Vision Flashcards
Retinal layers
-Retina is 0.3 mm thick - about the thickness of tissue paper
-The black pigment epithelium behind the retina. It nourishes photoreceptors and absorbs stray light
-The photoreceptors, rods and cones are in front of pigment epithelium
-Interneurons connect the photoreceptors to the ganglion cells
-Ganglion cells are the retina’s output neurons, closest to the lens and front of the eye
-therefore, light has to travel through the whole structure of the eye, then through the retina structure and then reach the photoreceptors and stimulate the photoreceptors to become activated
Photoreceptors come in two types: Rods and Cones
-outer segment: part of the photoreceptor that contains rhodopsin molecules or molecules like that that can absorb light. More extensive in rods than cones
-Why rods are very good and are designed for dim light vision to detect very low levels of light
-if you are using your rods and only your rods then everything will be a grayscale, you wont be able to see any color. You also would not be able to read whats right in front of you because rods don’t have spatial resolution
Components of rods and cones
-disks are within the rods and cones. Inside the disks are the rhodospin molecules that absorb light.

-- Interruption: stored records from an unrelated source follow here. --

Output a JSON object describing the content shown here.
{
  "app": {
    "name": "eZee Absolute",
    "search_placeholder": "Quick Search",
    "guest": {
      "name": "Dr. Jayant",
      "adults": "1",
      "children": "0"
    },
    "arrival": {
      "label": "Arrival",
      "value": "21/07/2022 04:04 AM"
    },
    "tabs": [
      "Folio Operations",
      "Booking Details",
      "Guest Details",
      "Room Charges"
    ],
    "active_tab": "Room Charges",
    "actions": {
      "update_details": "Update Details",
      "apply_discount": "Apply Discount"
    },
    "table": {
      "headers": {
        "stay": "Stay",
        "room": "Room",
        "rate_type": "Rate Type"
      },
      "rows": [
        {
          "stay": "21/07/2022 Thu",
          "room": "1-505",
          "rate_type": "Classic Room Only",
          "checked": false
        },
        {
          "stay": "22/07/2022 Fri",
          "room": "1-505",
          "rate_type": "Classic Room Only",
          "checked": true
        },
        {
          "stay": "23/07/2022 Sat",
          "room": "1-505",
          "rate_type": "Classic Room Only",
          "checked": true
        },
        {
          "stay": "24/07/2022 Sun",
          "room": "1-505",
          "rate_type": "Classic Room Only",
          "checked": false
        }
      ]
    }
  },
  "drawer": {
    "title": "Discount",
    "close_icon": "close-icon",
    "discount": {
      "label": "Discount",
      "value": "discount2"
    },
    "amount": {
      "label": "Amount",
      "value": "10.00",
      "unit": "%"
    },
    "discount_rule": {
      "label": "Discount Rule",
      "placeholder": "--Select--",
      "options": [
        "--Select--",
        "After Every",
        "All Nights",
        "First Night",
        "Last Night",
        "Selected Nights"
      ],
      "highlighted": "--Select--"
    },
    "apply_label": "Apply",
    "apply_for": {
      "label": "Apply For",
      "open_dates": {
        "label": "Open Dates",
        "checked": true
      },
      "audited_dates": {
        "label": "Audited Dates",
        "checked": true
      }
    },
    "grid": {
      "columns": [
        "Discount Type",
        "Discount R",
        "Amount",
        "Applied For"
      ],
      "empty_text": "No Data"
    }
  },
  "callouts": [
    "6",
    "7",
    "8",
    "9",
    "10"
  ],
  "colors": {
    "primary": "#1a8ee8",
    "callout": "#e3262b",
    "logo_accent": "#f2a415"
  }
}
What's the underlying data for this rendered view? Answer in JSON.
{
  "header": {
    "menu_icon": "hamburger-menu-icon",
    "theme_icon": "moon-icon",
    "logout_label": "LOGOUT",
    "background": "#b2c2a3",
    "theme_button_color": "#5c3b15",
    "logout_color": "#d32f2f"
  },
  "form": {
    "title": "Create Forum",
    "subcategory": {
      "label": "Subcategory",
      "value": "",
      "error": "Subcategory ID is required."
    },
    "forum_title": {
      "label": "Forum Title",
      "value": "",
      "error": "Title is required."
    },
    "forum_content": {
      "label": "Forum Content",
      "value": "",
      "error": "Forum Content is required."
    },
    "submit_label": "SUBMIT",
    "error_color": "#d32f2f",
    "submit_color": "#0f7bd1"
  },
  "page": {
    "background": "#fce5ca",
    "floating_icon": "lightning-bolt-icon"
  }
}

-rhodospin is made of retinal and opsin. Retinal absorbs the light and opsin is a protein
-In cones there are a variety of different opsins which is important because it allows cones to either be red sensitive, green sensitive, or blue sensitive
Phototransduction
-transduction mechanism in a rod is that light is absorbed by rhodopsin molecule somewhere in the disks. That rhodopsin molecule, which is a G-protein coupled receptor, and the ligand is a photon of light. So that photon of light is absorbed by the rhodopsin which changes confirmation and activates a G-protein.
-Rods and cones typically have high levels of cGMP. But when light activates rhodopsin it activates this enzyme that breaks down cGMP
-When you break down cGMP youre not longer holding the sodium channel open.
-cGMP opens the sodium channel and sodium comes in and depolarizes the photoreceptor
Summary: photoreceptors are depolarized in the dark because of the constant influx of sodium. And when light hits the photoreceptor it closes the channel and the cell hyperpolarizes. Photoreceptors are depolarized in the dark and hyperpolarizes in the light.
when they are depolarized theyre most active and sending out neurotransmitter to the rest of the retina. In light that transmitter is shut off because of the turning off of this channel.